Full, paperless EHR implementation is an important foundation for enabling Accountable Care Organizations, and enabling usable Health Information Exchanges. Ten percent (10%) of hospitals support Computerized Physician Order Entry (CPOE) and over seventy percent (70%) have not moved beyond stage three. The fact that such a small percentage of health care providers have achieved this level provides some insight into the challenges with ICD 10 which is a complete overhaul of the diagnosis and procedure coding system.
In Stage 7, the hospital is truly paperless.
Clinical information can be readily shared …with all entities within health information exchange networks (i.e. other hospitals, ambulatory clinics, sub-acute environments, employers, payers and patients). This stage allows … the true sharing and use of health and wellness information by consumers and providers alike,” according to HIMSS Analytics.
The co-mingling of these initiatives does have one large impact on quality measures for health care.

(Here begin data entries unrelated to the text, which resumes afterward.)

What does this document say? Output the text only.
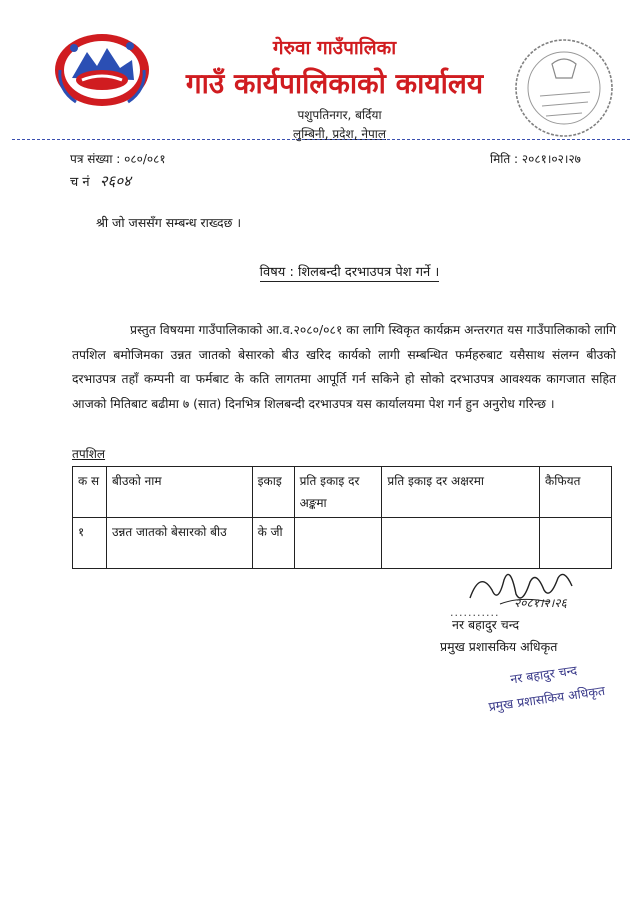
गेरुवा गाउँपालिका
गाउँ कार्यपालिकाको कार्यालय
पशुपतिनगर, बर्दिया
लुम्बिनी, प्रदेश, नेपाल
पत्र संख्या : ०८०/०८१	मिति : २०८१।०२।२७
च नं २६०४
श्री जो जससँग सम्बन्ध राख्दछ ।
विषय : शिलबन्दी दरभाउपत्र पेश गर्ने ।
प्रस्तुत विषयमा गाउँपालिकाको आ.व.२०८०/०८१ का लागि स्विकृत कार्यक्रम अन्तरगत यस गाउँपालिकाको लागि तपशिल बमोजिमका उन्नत जातको बेसारको बीउ खरिद कार्यको लागी सम्बन्धित फर्महरुबाट यसैसाथ संलग्न बीउको दरभाउपत्र तहाँ कम्पनी वा फर्मबाट के कति लागतमा आपूर्ति गर्न सकिने हो सोको दरभाउपत्र आवश्यक कागजात सहित आजको मितिबाट बढीमा ७ (सात) दिनभित्र शिलबन्दी दरभाउपत्र यस कार्यालयमा पेश गर्न हुन अनुरोध गरिन्छ ।
तपशिल
क स	बीउको नाम	इकाइ	प्रति इकाइ दर अङ्कमा	प्रति इकाइ दर अक्षरमा	कैफियत
१	उन्नत जातको बेसारको बीउ	के जी			
२०८१।२।२६
...........
नर बहादुर चन्द
प्रमुख प्रशासकिय अधिकृत
नर बहादुर चन्द
प्रमुख प्रशासकिय अधिकृत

ICD-10 is expected to increase the complexity of quality measures ten-fold. No similar set of Stages have been published for ICD-10, only a roadmap to compliance. In fact, ICD-10 compliance has been described as a “single event” for all HIPAA Covered Entities, with no trial run to ensure that the health care system will be in compliance.
As October 1, 2013 looms ever closer, the Wall Street Journal has labeled ICD-10 “the ‘Y2K’ problem in health care.” As 2011 plays out, ICD-10 implementations should gain momentum. In a few months the U.S. Health and Human Services department will have more visibility into the level of compliance expected and we look forward to seeing the new survey data.